В марте 1921 года за границу уезжал Илья Эренбург, и Цветаева умоляла его найти мужа. Эренбург обещал выполнить просьбу, увозя с собой письмо Цветаевой к мужу.
Мой Сереженька!
…Мне страшно Вам писать, я так давно живу в тупом задеревенелом ужасе, не смея надеяться, что живы – и лбом – руками – грудью отталкиваю то, другое. Не смею. – Вот все мои мысли о Вас. <…> Быт, – все это такие пустяки! Мне надо знать одно – что Вы живы.
А если Вы живы, я ни о чем не могу говорить: лбом в снег!
Мне трудно Вам писать, но буду, п.ч. 1/1000000 доля надежды: а вдруг? Бывают же чудеса! <…>
– Сереженька, умру ли я завтра или до 70 л<ет> проживу – все равно – я знаю, как знала уже тогда, в первую минуту: – Навек. – Никого другого.

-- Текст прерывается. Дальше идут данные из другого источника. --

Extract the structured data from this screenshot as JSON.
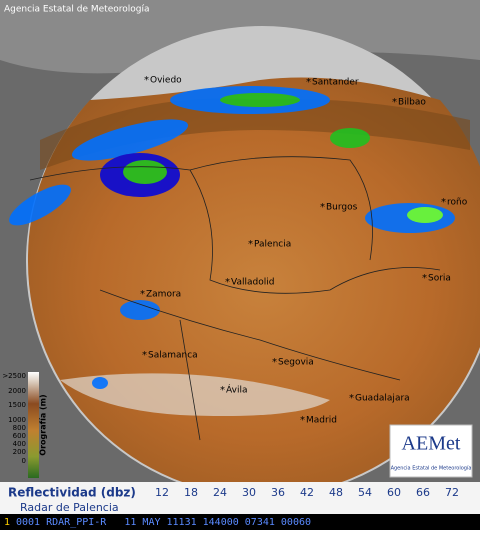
{
  "header": {
    "agency": "Agencia Estatal de Meteorología"
  },
  "cities": [
    "Oviedo",
    "Santander",
    "Bilbao",
    "Burgos",
    "roño",
    "Palencia",
    "Valladolid",
    "Zamora",
    "Soria",
    "Salamanca",
    "Segovia",
    "Ávila",
    "Guadalajara",
    "Madrid"
  ],
  "orography": {
    "title": "Orografía (m)",
    "ticks": [
      {
        "value": 2500,
        "label": ">2500"
      },
      2000,
      1500,
      1000,
      800,
      600,
      400,
      200,
      0
    ]
  },
  "logo": {
    "name": "AEMet",
    "subtitle": "Agencia Estatal de Meteorología"
  },
  "legend": {
    "title": "Reflectividad (dbz)",
    "radar": "Radar de Palencia",
    "levels": [
      {
        "value": 12,
        "color": "#0808d8"
      },
      {
        "value": 18,
        "color": "#0070ff"
      },
      {
        "value": 24,
        "color": "#00e8ff"
      },
      {
        "value": 30,
        "color": "#1a8a1a"
      },
      {
        "value": 36,
        "color": "#20c020"
      },
      {
        "value": 42,
        "color": "#60ff40"
      },
      {
        "value": 48,
        "color": "#ffff00"
      },
      {
        "value": 54,
        "color": "#ffc000"
      },
      {
        "value": 60,
        "color": "#ff7000"
      },
      {
        "value": 66,
        "color": "#ff0000"
      },
      {
        "value": 72,
        "color": "#c00070"
      }
    ]
  },
  "status": {
    "flag": "1",
    "text": "0001 RDAR_PPI-R   11 MAY 11131 144000 07341 00060"
  }
}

– Я столько людей перевидала, во стольких судьбах перегостила, – нет на Земле второго Вас, это для меня роковое. <…>
Илье Эренбургу удалось узнать, что Сергей Эфрон жив и находится в Константинополе. Он написал об этом Марине. И полетело письмо Сергея Яковлевича – в Москву.
– Мой милый друг – Мариночка,
– Сегодня я получил письмо от Ильи Г<ригорьевича>, что Вы живы и здоровы. Прочитав письмо, я пробродил весь день по городу, обезумев от радости. – До этого я имел об Вас кое-какие вести от К<онстантина>Д<митриевича>, [но вести эти относились к осени, а минувшая зима была такой трудной].
Что мне писать Вам? С чего начать? Нужно сказать много, а я разучился не только писать, но и говорить. <…>
Радость моя, за все это время ничего более страшного (а мне много страшного пришлось видеть), чем постоянная тревога за Вас, я не испытал.